The CNX Nifty is currently trading at 11240.05, down by 44.25 points or 0.39% after trading in a range of 11239.00 and 11310.95. There were 9 stocks advancing against 41 stocks declining on the index.

The top gainers on Nifty were ICICI Bank up by 3.44%, HCL Technologies up by 1.55%, TCS up by 1.22%, Infosys up by 0.93% and Tech Mahindra up by 0.92%. On the flip side, Indiabulls Housing Finance down by 6.62%, Bajaj Auto down by 4.25%, Vedanta down by 3.29%, Hero MotoCorp down by 3.24% and JSW Steel down by 3.06% were the top losers.
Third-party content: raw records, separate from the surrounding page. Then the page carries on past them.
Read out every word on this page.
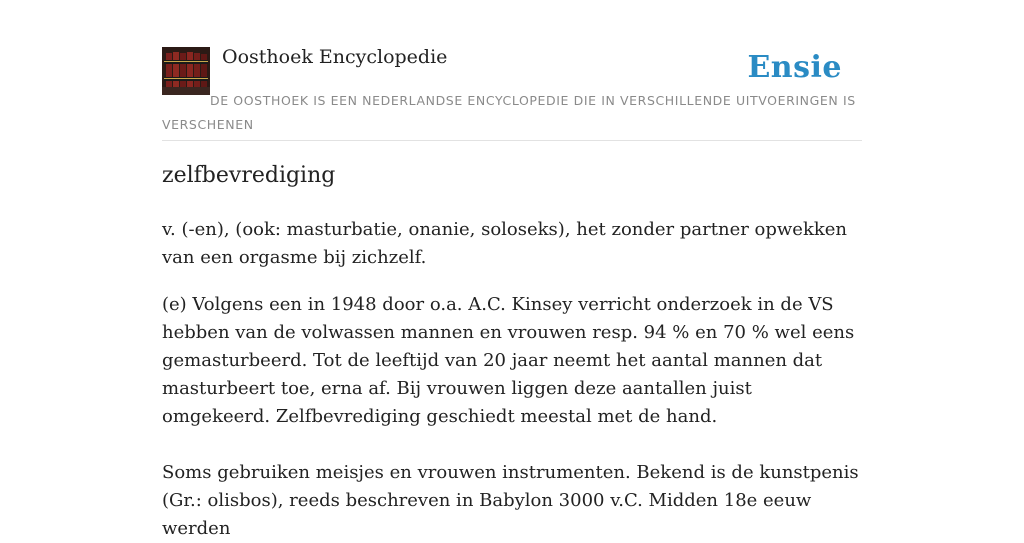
Oosthoek Encyclopedie	Ensie
DE OOSTHOEK IS EEN NEDERLANDSE ENCYCLOPEDIE DIE IN VERSCHILLENDE UITVOERINGEN IS VERSCHENEN
zelfbevrediging

v. (-en), (ook: masturbatie, onanie, soloseks), het zonder partner opwekken van een orgasme bij zichzelf.

(e) Volgens een in 1948 door o.a. A.C. Kinsey verricht onderzoek in de VS hebben van de volwassen mannen en vrouwen resp. 94 % en 70 % wel eens gemasturbeerd. Tot de leeftijd van 20 jaar neemt het aantal mannen dat masturbeert toe, erna af. Bij vrouwen liggen deze aantallen juist omgekeerd. Zelfbevrediging geschiedt meestal met de hand.

Soms gebruiken meisjes en vrouwen instrumenten. Bekend is de kunstpenis (Gr.: olisbos), reeds beschreven in Babylon 3000 v.C. Midden 18e eeuw werden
Asian markets were trading mostly in red; Nikkei 225 declined 84.78 points or 0.39% to 21,573.37, Straits Times shed 21.38 points or 0.64% to 3,342.38. Hang Seng slipped 340.91 points or 1.20% to 28,056.83, Kospi tumbled 29.72 points or 1.44% to 2,036.54, Jakarta Composite decreased 20.40 points or 0.32% to 6,304.84 and Shanghai Composite was down by 4.04 points or 0.14% to 2,940. On the flip side, Taiwan Weighted was up by 3.11 points or 0.03% to 10,895.09.